Although we can't control the change of seasons, Dr. Yeager provided us with expert tips on how to treat and manage SAD. Continue reading for five simple things you can start doing today to manage your SAD.
Take Daily Walks in the Morning
Dr. Yeager said that taking daily walks in the morning is a great way to help manage SAD. The exercise will help your body release endorphins (the chemicals responsible for creating euphoric feelings in the body) and the exposure from the sun will keep your body's clock on track.
Add More Light to Your Home and Office
Getting blackout curtains may be tempting if you're feeling lackluster, but Dr. Yeager advises doing the exact opposite. "Flood your home or office with as much light as possible. When curtains are drawn or blinds are closed, you don't benefit from any natural light that's out there.
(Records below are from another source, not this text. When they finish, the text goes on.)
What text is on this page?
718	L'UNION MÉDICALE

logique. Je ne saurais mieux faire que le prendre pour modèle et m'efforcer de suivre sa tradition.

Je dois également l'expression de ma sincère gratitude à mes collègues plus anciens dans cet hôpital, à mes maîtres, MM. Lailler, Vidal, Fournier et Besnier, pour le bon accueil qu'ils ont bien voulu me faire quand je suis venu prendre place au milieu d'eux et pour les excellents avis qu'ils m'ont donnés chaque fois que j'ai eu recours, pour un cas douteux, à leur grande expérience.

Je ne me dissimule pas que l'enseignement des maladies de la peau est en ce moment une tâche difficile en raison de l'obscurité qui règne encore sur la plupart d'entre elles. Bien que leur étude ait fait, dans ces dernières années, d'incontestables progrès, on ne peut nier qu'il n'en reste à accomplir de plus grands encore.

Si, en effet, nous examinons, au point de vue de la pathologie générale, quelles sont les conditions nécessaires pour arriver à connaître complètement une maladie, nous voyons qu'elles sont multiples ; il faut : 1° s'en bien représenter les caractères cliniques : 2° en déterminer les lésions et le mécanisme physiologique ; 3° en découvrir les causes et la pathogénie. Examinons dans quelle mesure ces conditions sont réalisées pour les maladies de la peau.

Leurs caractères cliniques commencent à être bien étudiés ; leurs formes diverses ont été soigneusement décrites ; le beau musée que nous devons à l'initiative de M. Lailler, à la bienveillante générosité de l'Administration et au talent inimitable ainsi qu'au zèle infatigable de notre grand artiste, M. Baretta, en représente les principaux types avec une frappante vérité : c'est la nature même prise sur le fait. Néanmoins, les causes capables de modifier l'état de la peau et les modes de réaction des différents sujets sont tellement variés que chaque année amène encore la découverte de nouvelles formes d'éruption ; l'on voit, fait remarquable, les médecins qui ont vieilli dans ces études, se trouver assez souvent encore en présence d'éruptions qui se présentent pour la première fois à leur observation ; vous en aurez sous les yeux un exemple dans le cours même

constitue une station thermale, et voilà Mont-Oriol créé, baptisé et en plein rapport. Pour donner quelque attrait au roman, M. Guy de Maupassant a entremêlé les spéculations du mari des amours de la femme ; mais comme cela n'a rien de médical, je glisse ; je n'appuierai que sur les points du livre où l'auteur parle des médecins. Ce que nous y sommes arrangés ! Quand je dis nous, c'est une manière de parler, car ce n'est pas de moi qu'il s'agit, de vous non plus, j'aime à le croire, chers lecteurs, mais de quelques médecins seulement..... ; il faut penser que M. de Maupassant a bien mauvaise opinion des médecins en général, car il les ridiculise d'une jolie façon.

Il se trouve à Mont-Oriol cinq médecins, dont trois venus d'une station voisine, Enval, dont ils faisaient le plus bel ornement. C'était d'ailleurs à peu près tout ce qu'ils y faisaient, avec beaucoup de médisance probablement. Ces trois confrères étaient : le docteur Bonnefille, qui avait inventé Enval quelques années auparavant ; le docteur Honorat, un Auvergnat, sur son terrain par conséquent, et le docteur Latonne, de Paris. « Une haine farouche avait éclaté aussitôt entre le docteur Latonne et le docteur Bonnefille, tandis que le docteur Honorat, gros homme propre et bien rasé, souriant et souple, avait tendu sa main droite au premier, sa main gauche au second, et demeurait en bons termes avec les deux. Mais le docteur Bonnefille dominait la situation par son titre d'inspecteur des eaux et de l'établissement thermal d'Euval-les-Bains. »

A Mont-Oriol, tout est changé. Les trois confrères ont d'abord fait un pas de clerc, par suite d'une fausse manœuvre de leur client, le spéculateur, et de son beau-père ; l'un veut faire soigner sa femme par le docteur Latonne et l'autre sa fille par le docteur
If necessary, rearrange your interior to maximize any sunlight that filters through on cloudy days."
If your home/office doesn't have great natural light, he suggests purchasing a light box to mimic outdoor light.
We know that going out is probably the last thing that you want to do, but Dr. Yeager recommends staying social. "Sign up for a class, recruit an exercise buddy, or schedule regular outings with friends," Dr. Yeager said. You don't have to plan your entire month out in advance, but try to do at least one social activity a week.
Ask Your Doctor About Vitamin D Supplements
If you feel like morning walks and more light aren't working, Dr. Yeager recommends talking to your primary care physician about vitamin D supplements for the Winter months.